Teobaldo respondeu já meio impacientado:
Que o deixassem em paz e não o estivessem apoquentando com tolices! Já bastante tinha com que se aborrecer e não era pouco! A mulher, se queria ser atendida, que diabo! dissesse a razão que levava a semelhante exigência e, se não estava resolvida a desembuchar, que não lhe desse mais uma palavra sobre o tal assunto!
Branca, todavia, hesitou ainda. Seu espírito, aliás tão forte para entestar com outras provações, seu espírito orgulhoso e sempre vencedor, quando abria luta contra a bestialidade da carne, acobardava-se agora defronte da hipótese de um escândalo social.
— Um escândalo! Que horror!
Não podia conformar-se com a idéia de que seu nome fosse correr as ruas, de boca em boca, despertando em uns a curiosidade e o direito de desejá-la também e em outros a simples vontade de rir; não podia aceitar enfim que um fato de sua vida caísse no domínio público e servisse de divertimento à multidão, igualando-a com qualquer artista tapageuse ou com qualquer meretriz de espavento, que precisa do escândalo para não ser esquecida.
Via-se entalada por um dilema, cuja saída havia de ser fatalmente escandalosa, porque das duas uma: ou tudo confessava ao marido e a questão daria um escândalo doméstico; ou deixava que a vingança do Aguiar corresse à revelia e neste caso o escândalo teria um caráter todo comercial.
Preferia o último. Mas desde então terrível sobressalto apoderou-se dela e começou a crescer à proporção que os dias se passavam; afinal era já um martírio de todo o instante, uma agonia sem tréguas, que lhe não deixava um momento de repouso.
Nesta conjuntura lembrou-se de André e resolveu contar-lhe tudo.
E tal idéia lhe chamou logo aos lábios um suspiro, como se ela, só por si, fora já uma consolação completa. Entretanto, não podia a pobre senhora explicar qual era o estranho motivo dessa confiança que lhe inspirava o Coruja.
— Que mais podia esperar dele, além de conselho ou algumas palavras de animação? O fato, porém, é que Branca só com a ideia de lhe confiar aquilo que ela não quis confiar ao marido, sentiu-se menos oprimida e mais sobranceira ao perigo.

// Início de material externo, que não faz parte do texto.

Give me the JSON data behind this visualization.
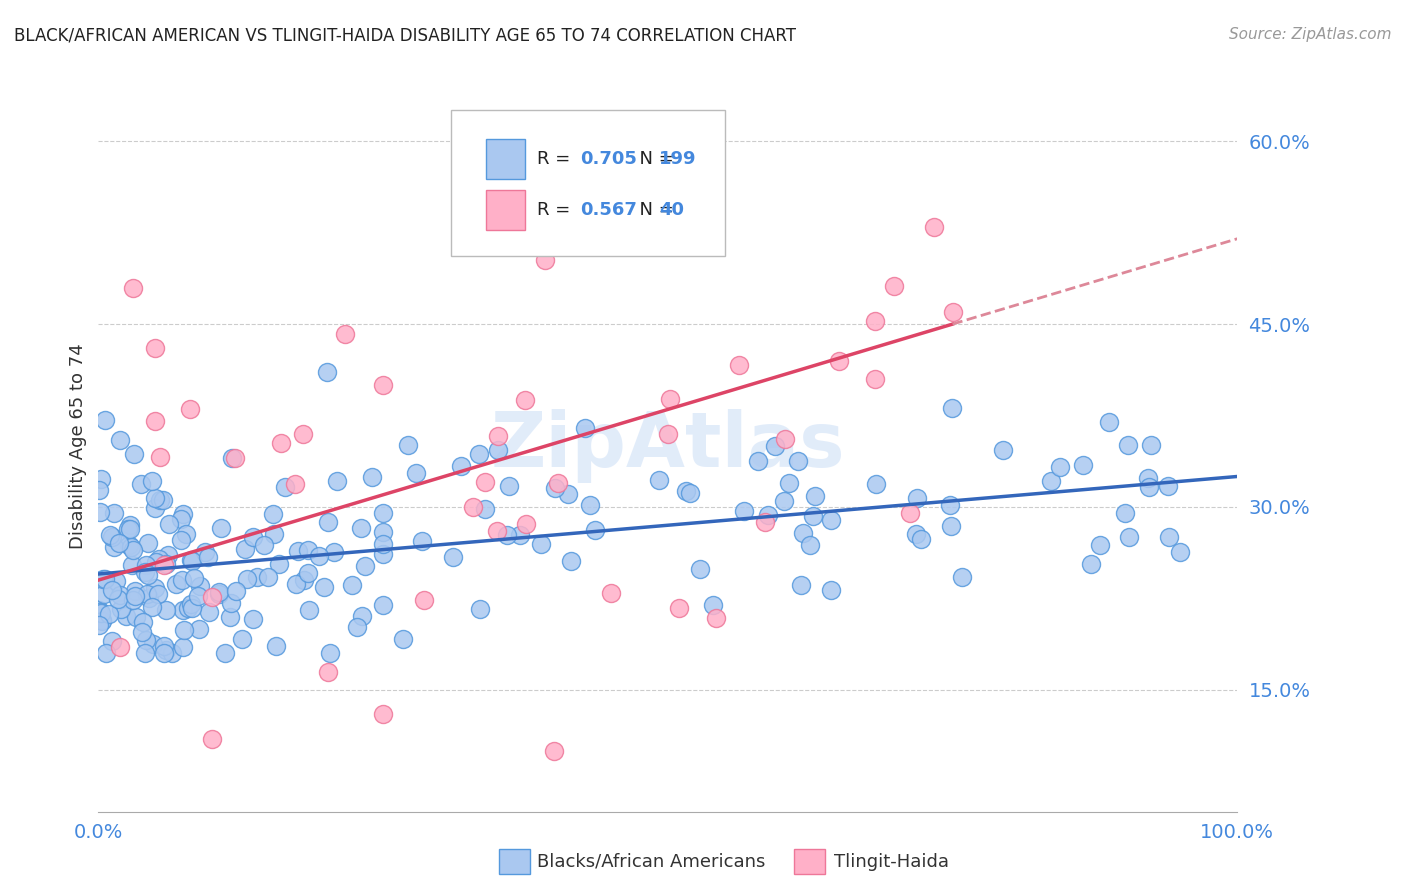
{
  "title": "BLACK/AFRICAN AMERICAN VS TLINGIT-HAIDA DISABILITY AGE 65 TO 74 CORRELATION CHART",
  "source": "Source: ZipAtlas.com",
  "ylabel": "Disability Age 65 to 74",
  "blue_R": 0.705,
  "blue_N": 199,
  "pink_R": 0.567,
  "pink_N": 40,
  "blue_color": "#aac8f0",
  "blue_edge": "#5599dd",
  "pink_color": "#ffb0c8",
  "pink_edge": "#ee7799",
  "blue_line_color": "#3366bb",
  "pink_line_color": "#dd4466",
  "pink_dash_color": "#dd8899",
  "xlim": [
    0,
    100
  ],
  "ylim": [
    5,
    65
  ],
  "yticks": [
    15,
    30,
    45,
    60
  ],
  "xtick_labels": [
    "0.0%",
    "100.0%"
  ],
  "ytick_labels": [
    "15.0%",
    "30.0%",
    "45.0%",
    "60.0%"
  ],
  "legend_label_blue": "Blacks/African Americans",
  "legend_label_pink": "Tlingit-Haida",
  "watermark": "ZipAtlas",
  "title_color": "#222222",
  "source_color": "#999999",
  "axis_color": "#4488dd",
  "grid_color": "#cccccc",
  "blue_intercept": 24.5,
  "blue_slope": 0.08,
  "pink_intercept": 24.0,
  "pink_slope": 0.28,
  "pink_data_max_x": 75,
  "marker_size": 13
}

Uma inexplicável esperança, uma espécie de fé a arrastava para junto daquele homem honrado, daquele anjo de bondade que sempre encontrava meios de proteger todo o infeliz que ia procurar abrigo à sombra das suas asas.
Havia um quer que seja de religioso naquela confiança de Branca por André; ela esperava dele a proteção como os crentes quando se dirigem a Deus, sem mesmo indagar quais os meios que este empregará para isso.
E, nesta ilusão, tinha de si para si que chegaria ao Coruja tão facilmente como uma devota supõe chegar ao objeto de sua crença; mas, uma vez ao lado dele, sentiu-se vazia, sem encontrar o que dizer, sem uma palavra para principiar.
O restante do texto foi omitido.